Kyle zog scharf die Luft ein. Meinten diese Kerle etwa ihn? Gehetzt schaute er sich in der Hütte um, suchte nach einem Versteck – doch im nächsten Augenblick flog die Tür schon auf, und die beiden Lederjacken standen auf der Schwelle.

»Sieh an, Partner«, sagte der eine. »Wie's aussieht, haben wir gefunden, wonach wir suchen.«

»Ja«, stimmte der andere zu und grinste. »Wenn das mal nicht unser Kandidat ist ...«

»W-wer sind Sie?«, wollte Kyle wissen.

»Sehr witzig.« Das Grinsen verschwand schlagartig. »Nach allem, was du dir geleistet hast, solltest du unseren Humor nicht zu sehr strapazieren. Wir hatten ziemlichen Ärger deinetwegen.«

»Tut mir leid«, versicherte Kyle ohne echtes Bedauern.

»Und deshalb wirst du jetzt keine Dummheiten machen und mitkommen«, fügte der andere Kerl hinzu.

»Ich soll mitkommen? Wohin?«

Die beiden Lederjacken tauschten einen langen Blick.

»Ist das zu glauben, Luigi? Da sucht man die ganze Zeit nach der kleinen Ratte, und dann will sie sich nicht wieder einfangen lassen.«

»Wirklich kaum zu glauben, Roberto«, stimmte der andere zu. »Nur gut, dass man uns nicht verschaukeln kann ...«

Mit einer Handbewegung, die so selbstverständlich wirkte, als würde er das Licht anknipsen, griff der Italiener unter seine Jacke – und hielt plötzlich eine Pistole in der Hand!

Kyle ächzte entsetzt. »W-was soll das? Wollen Sie mich erschießen?«

»Wenn du uns keine andere Wahl lässt ...«

Das breite Grinsen kehrte ins sonnenbebrillte Gesicht des Killers zurück – und Kyle wusste, dass er etwas unternehmen musste. Sein Blick flog zum Deckenbalken hinauf, von dem eines der Fischernetze herabhing, und ohne auch nur ein weiteres Mal nachzudenken, handelte er.

Blitzschnell sprang er hoch, bekam die Maschen zu fassen und riss daran – und im nächsten Moment fiel das schwere Netz herab und begrub den einen Killer unter sich.

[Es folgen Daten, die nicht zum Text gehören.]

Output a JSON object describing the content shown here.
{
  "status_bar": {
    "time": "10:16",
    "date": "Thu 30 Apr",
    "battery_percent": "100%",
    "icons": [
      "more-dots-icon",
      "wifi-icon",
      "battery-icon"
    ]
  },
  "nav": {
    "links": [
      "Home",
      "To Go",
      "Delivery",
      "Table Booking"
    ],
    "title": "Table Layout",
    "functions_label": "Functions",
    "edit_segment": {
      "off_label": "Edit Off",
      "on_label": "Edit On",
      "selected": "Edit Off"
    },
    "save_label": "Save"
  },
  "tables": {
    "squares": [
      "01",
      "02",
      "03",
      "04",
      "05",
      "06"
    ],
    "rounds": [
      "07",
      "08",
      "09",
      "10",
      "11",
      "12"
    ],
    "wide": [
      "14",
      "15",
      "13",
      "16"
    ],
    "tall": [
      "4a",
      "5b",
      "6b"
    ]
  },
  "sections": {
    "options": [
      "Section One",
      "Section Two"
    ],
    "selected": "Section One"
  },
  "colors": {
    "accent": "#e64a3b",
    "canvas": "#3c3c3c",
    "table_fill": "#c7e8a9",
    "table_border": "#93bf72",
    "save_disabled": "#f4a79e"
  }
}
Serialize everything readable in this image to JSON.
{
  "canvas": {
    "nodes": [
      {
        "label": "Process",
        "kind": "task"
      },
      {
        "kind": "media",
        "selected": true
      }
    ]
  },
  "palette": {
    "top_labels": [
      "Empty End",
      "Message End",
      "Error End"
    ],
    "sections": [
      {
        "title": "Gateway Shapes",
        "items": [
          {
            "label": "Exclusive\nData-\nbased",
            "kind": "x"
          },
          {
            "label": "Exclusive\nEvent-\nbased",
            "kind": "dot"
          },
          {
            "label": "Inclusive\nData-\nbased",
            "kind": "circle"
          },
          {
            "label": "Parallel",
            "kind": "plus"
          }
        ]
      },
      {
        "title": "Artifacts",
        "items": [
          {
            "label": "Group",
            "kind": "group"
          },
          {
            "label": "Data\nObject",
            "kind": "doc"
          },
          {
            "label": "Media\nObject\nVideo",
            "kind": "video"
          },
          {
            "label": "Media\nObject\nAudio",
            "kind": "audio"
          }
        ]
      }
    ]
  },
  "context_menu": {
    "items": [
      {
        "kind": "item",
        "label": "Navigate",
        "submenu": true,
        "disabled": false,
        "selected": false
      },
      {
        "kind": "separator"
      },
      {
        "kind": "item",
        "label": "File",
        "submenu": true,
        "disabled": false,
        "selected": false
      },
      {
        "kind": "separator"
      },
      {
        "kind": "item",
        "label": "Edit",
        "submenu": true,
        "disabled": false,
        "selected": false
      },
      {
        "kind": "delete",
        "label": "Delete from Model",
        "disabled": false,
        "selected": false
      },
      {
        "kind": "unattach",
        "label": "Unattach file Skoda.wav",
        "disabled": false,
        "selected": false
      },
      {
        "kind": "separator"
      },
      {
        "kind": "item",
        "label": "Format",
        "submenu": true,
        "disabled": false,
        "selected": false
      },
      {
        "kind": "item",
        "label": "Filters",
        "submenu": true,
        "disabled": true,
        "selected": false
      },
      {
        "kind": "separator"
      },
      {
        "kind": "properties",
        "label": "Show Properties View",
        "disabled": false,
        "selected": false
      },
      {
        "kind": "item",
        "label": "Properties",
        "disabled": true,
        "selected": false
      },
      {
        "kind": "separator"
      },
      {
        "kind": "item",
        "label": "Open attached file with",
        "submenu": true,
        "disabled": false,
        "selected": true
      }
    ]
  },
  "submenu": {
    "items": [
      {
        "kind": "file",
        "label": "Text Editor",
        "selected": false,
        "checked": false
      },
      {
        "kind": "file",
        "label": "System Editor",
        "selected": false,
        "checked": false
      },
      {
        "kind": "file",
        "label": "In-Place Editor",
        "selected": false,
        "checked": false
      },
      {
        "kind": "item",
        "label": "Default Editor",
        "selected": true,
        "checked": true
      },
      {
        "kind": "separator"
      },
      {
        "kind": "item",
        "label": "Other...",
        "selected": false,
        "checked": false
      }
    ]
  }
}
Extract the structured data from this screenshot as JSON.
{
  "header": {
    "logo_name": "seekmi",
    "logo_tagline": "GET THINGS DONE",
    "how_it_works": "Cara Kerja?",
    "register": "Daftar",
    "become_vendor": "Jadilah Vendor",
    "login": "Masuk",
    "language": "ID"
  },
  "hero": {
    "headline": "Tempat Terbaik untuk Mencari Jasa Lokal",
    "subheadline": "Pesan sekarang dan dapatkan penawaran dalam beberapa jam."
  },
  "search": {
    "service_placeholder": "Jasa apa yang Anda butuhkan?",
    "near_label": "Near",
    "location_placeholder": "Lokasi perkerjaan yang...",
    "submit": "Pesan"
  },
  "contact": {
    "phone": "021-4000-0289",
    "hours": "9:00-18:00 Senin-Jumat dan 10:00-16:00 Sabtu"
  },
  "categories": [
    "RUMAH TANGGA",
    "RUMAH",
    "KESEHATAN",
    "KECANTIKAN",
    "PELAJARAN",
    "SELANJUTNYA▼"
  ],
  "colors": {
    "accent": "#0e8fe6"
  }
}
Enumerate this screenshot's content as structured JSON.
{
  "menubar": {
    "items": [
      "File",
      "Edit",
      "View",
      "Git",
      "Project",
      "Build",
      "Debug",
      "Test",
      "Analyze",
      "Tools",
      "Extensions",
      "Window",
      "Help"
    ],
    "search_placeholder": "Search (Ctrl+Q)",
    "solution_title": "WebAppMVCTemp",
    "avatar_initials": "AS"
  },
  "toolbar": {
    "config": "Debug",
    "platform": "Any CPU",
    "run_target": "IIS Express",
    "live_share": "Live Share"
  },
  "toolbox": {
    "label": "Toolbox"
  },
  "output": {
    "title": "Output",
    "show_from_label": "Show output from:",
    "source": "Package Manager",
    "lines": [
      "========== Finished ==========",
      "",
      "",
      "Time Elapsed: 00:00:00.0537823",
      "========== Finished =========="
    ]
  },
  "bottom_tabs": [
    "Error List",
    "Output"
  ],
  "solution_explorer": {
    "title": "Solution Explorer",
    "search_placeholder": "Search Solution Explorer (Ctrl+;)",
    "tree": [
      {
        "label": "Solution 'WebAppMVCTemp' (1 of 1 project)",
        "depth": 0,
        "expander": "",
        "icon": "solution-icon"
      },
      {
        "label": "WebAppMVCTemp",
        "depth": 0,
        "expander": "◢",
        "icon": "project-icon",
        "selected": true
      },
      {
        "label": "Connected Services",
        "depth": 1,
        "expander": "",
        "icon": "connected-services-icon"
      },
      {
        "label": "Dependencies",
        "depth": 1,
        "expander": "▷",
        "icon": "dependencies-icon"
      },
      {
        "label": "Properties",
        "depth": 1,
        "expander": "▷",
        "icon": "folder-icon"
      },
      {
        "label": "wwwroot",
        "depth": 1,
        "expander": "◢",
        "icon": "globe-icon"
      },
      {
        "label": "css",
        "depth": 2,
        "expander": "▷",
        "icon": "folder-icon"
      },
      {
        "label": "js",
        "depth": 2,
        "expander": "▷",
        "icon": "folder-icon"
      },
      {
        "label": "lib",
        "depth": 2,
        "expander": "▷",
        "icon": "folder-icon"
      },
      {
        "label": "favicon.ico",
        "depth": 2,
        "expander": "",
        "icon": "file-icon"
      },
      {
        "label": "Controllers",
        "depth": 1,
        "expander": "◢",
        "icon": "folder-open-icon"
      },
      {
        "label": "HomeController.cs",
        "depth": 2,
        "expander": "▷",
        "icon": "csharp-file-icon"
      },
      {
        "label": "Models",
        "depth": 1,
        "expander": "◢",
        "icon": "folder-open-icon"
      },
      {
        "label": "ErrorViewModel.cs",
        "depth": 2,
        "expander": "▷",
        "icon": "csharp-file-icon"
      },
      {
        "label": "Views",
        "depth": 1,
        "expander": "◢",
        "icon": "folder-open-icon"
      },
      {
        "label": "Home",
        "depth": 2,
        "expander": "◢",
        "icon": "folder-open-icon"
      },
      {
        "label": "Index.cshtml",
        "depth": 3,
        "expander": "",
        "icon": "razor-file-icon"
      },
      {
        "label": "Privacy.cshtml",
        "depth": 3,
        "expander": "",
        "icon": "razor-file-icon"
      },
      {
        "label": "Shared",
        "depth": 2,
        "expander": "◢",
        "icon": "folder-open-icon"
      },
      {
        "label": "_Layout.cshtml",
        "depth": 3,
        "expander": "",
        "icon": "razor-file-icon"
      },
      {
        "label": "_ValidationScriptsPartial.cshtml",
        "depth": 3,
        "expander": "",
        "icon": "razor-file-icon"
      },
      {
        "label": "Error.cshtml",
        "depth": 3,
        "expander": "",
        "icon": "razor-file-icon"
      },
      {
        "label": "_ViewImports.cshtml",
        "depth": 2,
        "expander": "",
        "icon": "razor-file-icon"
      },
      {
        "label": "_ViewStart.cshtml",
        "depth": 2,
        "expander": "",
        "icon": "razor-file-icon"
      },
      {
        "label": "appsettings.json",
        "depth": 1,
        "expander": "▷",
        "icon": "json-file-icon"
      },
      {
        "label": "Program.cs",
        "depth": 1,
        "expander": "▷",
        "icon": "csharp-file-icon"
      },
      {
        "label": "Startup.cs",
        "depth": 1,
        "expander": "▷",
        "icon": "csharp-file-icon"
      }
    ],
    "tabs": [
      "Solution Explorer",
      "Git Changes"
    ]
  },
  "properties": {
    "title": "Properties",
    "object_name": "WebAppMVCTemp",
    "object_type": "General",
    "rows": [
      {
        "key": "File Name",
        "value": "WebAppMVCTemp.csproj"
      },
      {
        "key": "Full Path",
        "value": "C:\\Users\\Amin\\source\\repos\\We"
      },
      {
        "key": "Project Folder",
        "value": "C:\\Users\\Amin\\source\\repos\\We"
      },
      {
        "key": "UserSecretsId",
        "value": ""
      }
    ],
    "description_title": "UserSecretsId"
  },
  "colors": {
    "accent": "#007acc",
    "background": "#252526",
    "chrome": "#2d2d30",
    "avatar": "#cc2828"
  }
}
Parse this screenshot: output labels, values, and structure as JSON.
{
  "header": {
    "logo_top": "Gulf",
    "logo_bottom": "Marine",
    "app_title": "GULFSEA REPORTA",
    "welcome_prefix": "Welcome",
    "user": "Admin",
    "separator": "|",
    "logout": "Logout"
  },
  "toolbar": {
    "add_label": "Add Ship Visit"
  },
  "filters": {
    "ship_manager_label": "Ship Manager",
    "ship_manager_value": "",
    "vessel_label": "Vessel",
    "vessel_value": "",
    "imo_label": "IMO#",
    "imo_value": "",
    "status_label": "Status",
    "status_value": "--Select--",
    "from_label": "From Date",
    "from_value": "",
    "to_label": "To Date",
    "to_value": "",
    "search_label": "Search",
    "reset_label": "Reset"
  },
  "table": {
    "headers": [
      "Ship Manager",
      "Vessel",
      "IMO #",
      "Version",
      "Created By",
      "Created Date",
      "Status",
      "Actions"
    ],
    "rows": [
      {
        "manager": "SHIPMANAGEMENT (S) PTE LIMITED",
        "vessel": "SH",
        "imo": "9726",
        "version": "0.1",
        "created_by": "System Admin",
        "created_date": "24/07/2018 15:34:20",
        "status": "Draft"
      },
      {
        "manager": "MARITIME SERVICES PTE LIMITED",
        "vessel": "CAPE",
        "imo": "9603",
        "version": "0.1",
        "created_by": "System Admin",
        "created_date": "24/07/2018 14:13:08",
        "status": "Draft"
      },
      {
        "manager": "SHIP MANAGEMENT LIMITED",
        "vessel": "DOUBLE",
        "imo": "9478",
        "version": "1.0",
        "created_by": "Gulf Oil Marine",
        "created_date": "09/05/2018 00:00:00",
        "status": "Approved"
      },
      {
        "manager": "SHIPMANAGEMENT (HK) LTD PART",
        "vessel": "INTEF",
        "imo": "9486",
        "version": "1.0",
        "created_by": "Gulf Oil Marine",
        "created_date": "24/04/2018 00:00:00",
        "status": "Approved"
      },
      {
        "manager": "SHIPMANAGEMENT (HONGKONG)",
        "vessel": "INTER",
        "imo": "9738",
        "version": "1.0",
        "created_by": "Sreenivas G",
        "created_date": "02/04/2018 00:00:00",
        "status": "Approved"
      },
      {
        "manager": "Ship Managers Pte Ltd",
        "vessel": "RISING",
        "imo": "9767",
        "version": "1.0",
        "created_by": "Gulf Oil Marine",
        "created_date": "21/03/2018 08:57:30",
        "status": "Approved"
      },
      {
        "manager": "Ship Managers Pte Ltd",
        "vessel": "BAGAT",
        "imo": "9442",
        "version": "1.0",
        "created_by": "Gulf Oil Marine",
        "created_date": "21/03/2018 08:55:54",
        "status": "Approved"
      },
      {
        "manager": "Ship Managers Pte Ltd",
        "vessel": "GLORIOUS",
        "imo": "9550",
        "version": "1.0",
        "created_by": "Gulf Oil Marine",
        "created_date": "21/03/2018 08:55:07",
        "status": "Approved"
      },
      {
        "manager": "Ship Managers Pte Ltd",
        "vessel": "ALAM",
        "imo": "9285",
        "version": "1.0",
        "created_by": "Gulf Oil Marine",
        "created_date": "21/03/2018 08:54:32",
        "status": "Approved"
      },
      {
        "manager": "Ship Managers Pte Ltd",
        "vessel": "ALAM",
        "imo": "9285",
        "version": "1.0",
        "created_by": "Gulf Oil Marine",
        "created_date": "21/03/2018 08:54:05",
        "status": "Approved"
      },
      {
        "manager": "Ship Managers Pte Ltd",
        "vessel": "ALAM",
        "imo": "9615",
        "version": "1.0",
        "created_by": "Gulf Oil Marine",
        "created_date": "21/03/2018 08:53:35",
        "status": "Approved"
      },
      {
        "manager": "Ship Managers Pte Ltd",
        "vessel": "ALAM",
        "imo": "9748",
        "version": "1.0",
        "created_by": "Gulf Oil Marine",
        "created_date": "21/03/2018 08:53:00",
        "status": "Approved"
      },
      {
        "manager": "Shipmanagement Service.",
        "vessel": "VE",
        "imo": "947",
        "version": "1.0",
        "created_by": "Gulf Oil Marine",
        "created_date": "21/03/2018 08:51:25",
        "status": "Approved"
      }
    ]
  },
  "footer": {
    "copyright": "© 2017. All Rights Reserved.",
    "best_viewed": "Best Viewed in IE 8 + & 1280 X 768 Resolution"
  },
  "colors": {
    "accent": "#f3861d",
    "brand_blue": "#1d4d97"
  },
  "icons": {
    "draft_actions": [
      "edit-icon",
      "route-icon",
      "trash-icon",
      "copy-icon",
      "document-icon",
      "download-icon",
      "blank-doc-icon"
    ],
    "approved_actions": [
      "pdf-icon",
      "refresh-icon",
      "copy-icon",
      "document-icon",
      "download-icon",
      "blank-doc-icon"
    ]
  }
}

Der wurde von dem Gewicht zu Boden gerissen. Der andere – der mit der Waffe – reagierte blitzschnell und drehte sich weg, so dass das Netz ihn nur streifte. Und vor allem blieb der Arm mit der Pistole frei – und Kyle handelte erneut.

Mit einer Gewandtheit, die ihn selbst verblüffte, machte er eine Flugrolle über die Bodendielen, um schon in weniger als einer Sekunde wieder auf den Beinen zu stehen. Sein rechter Fuß flog hoch und traf den Killer genau am Handgelenk, worauf dieser die Pistole fallen ließ.

»Arrrgh!«, brüllte der Kerl erbost. »Du kleine Ratte ...«

Was er sonst noch sagte, bekam Kyle schon nicht mehr mit. Denn noch ehe sich der Killer bücken und seine Waffe wieder auflesen konnte, war Kyle bereits an ihm vorbei und durch die offene Tür nach draußen gerast. Das grelle Tageslicht blendete ihn, aber er rannte trotzdem weiter, den Steg hinab, wo das Boot vertäut lag.

Seine Beine flogen über die Bohlen des Holzstegs, die unter seinen Füßen dröhnten. Dann hatte er das Motorboot auch schon erreicht. Hastig sprang er hinein und löste die Leine. Dass er nicht das geringste Problem damit hatte, einen sorgsam geknüpften Seemannsknoten aufzubekommen, fiel ihm im Eifer des Augenblicks nicht einmal auf – denn inzwischen hatten sich seine Verfolger von dem Netz befreit und stürmten ebenfalls aus der Hütte, schallgedämpfte Pistolen im Anschlag.

»Stehenbleiben, du Ratte! Wirst du wohl ...?«

Kyle antwortete auf seine Weise – indem er am Starter des Außenborders riss. Tuckernd sprang der Motor an, genau im selben Moment, in dem die Waffen der Killer Blei spuckten.

Kyle zog den Kopf ein und gab Gas. Er spürte, wie die Kugeln der Killer durch die Morgenluft pflügten und ihn nur knapp verfehlten. Das Motorboot nahm Fahrt auf.

Steil hob sich der Bug aus dem Wasser und zerteilte die Wellen, und der Steg mit den Killern fiel rasch zurück – aber erst, als er sich auf dem offenen Meer befand und die Lederjacken zu winzigen Punkten geschrumpft waren, nahm Kyle die Hand vom Gashebel und gönnte sich ein Aufatmen.

Das Motorboot wurde langsamer, und wie die Wellen, die ringsum wogten, schwappten auch die Fragen in Kyles Kopf hin und her.